Durante la cerimonia, alla quale sono intervenuti l’assessore alla Memoria storica Jacopo Buffolo, i parenti di Corso, la nipote Maria Elisa, le organizzazioni sindacali, i rappresentanti delle istituzioni militari e civili cittadine dell’associazione Veronesi nel Mondo, si è ricordato quanto sia necessario tutelare i lavoratori, indipendentemente dalla nazionalità e il luogo di lavoro.

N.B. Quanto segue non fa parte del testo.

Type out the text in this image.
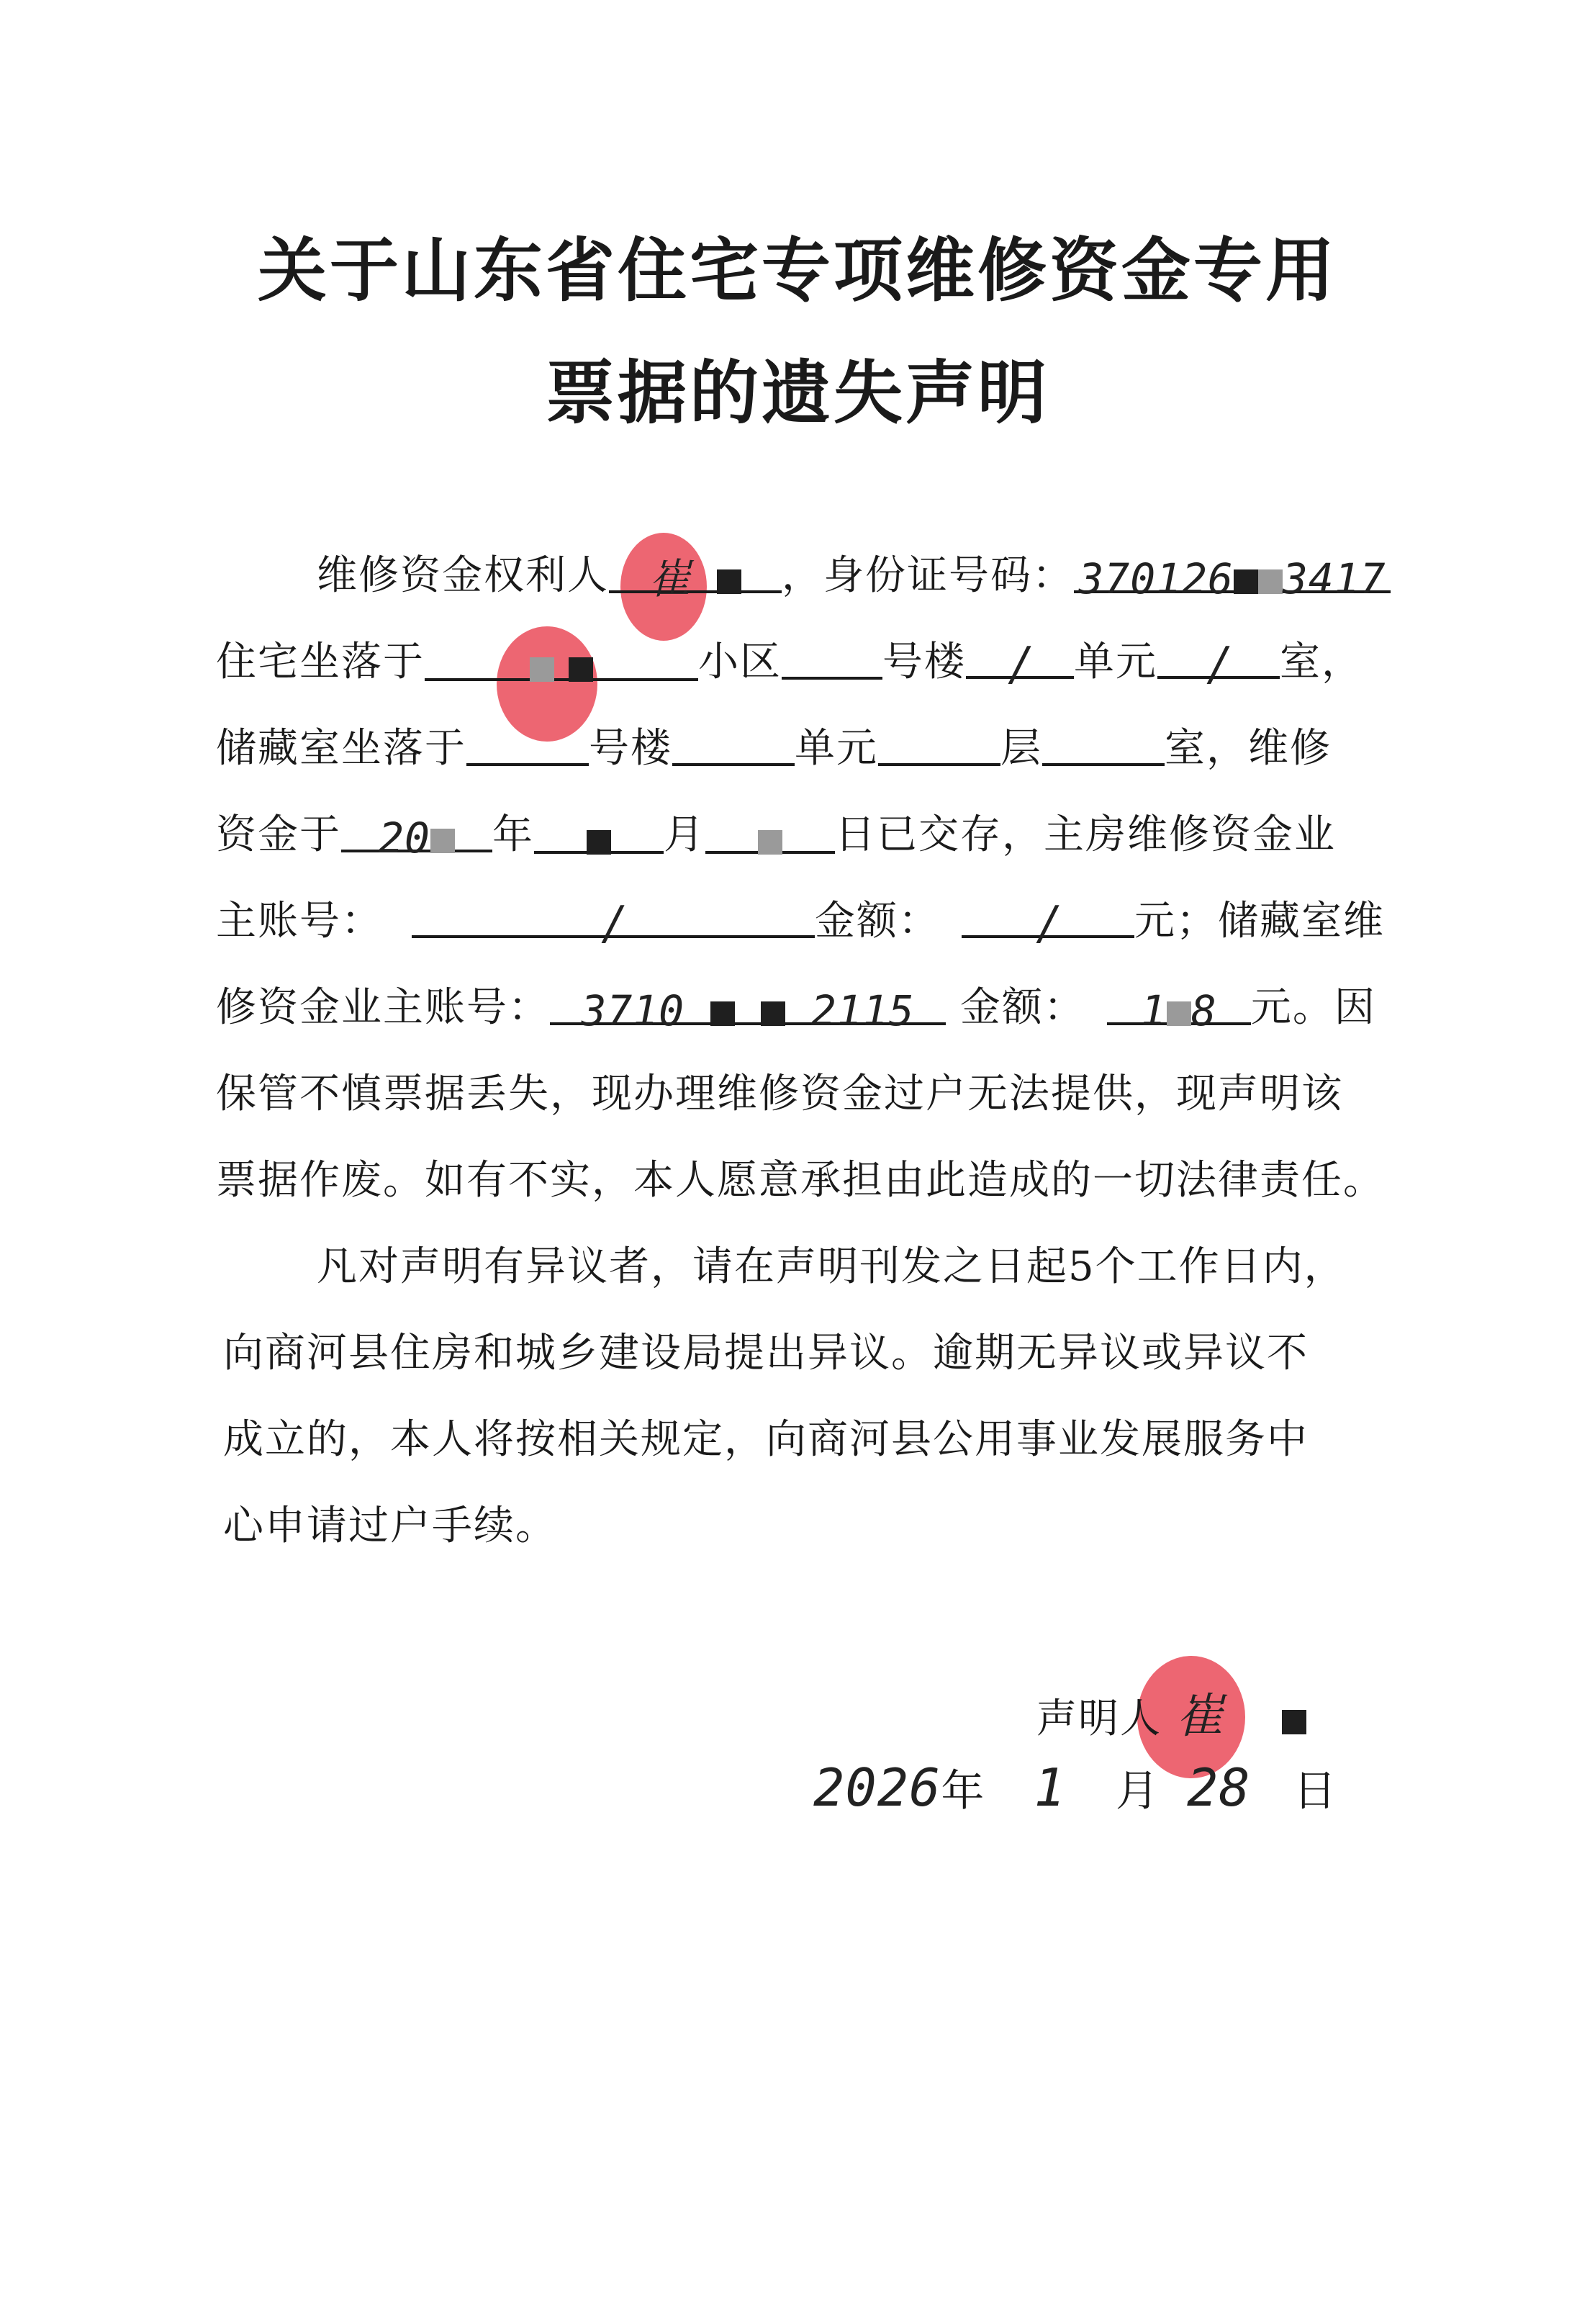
关于山东省住宅专项维修资金专用
票据的遗失声明
维修资金权利人 崔 ，身份证号码： 370126 3417
住宅坐落于	小区	号楼 / 单元 / 室，
储藏室坐落于	号楼	单元	层	室，维修
资金于 20 年	月	日已交存，主房维修资金业
主账号：	/	金额： / 元；储藏室维
修资金业主账号： 3710	2115 金额： 1 8 元。因
保管不慎票据丢失，现办理维修资金过户无法提供，现声明该
票据作废。如有不实，本人愿意承担由此造成的一切法律责任。
凡对声明有异议者，请在声明刊发之日起5个工作日内，
向商河县住房和城乡建设局提出异议。逾期无异议或异议不
成立的，本人将按相关规定，向商河县公用事业发展服务中
心申请过户手续。
声明人 崔
2026年 1 月 28 日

“Nel 2025 in Italia sono morti 873 tra lavoratori e lavoratrici, circa uno ogni 6 ore, il 111% in più nella sola Regione veneto – dichiara Jacopo Buffolo – Lavoratori che continuano a morire, cadendo dall’alto, soffocati, schiacciati, per macchinari senza protezioni. Si muore di caldo, nei campi o nei cantieri, come si moriva 70 anni fa. Si muore dove si lavora male, dove il lavoro è povero, precario, sfruttato, svalorizzato e senza tutele. Dobbiamo ricordarci che quei numeri sono persone, drammi, dolore, famiglie che soffrono, ingiustizie che si consumano. E’ una tragedia che deve essere fermata. A ciò va aggiunto che gli emigrati italiani non trovarono solo sfruttamento e condizioni di vita miserevoli, ma furono anche guardati con diffidenza e sottoposti a discriminazioni apertamente dichiarate: davanti alle case da affittare comparivano scritte come “ni animaux, ni étrangers” — né animali né stranieri. Questo dovrebbe farci riflettere – prosegue l’assessore – ancora di più sull’oggi perché la Memoria non ha valore se non è agita nel presente, e così deve cambiare il nostro approccio verso chi arriva nel nostro Paese alla ricerca di un futuro migliore, proprio come quei minatori speravano 69 anni fa e si sono trovati traditi. Marcinelle ci ricorda che vogliamo l’Europa dei diritti, del valore del lavoro, delle persone che vengono prima dei profitti”.

Nota storica

La catastrofe mise termine al trattato ‘Uomini contro carbone’, siglato nel 1946 tra l’Italia e il Belgio, in base al quale il Belgio doveva cedere all’Italia carbone in cambio di manodopera italiana da impiegare nelle proprie miniere.

Tra il 1946 e il 1956 più di 140 mila italiani andarono a lavorare nelle miniere di carbone della Vallonia: la presenza degli operai del Belpaese nella miniera di Marcinelle, che oggi fa parte dei patrimoni storici dell’Unesco, era proprio figlia di questo trattato.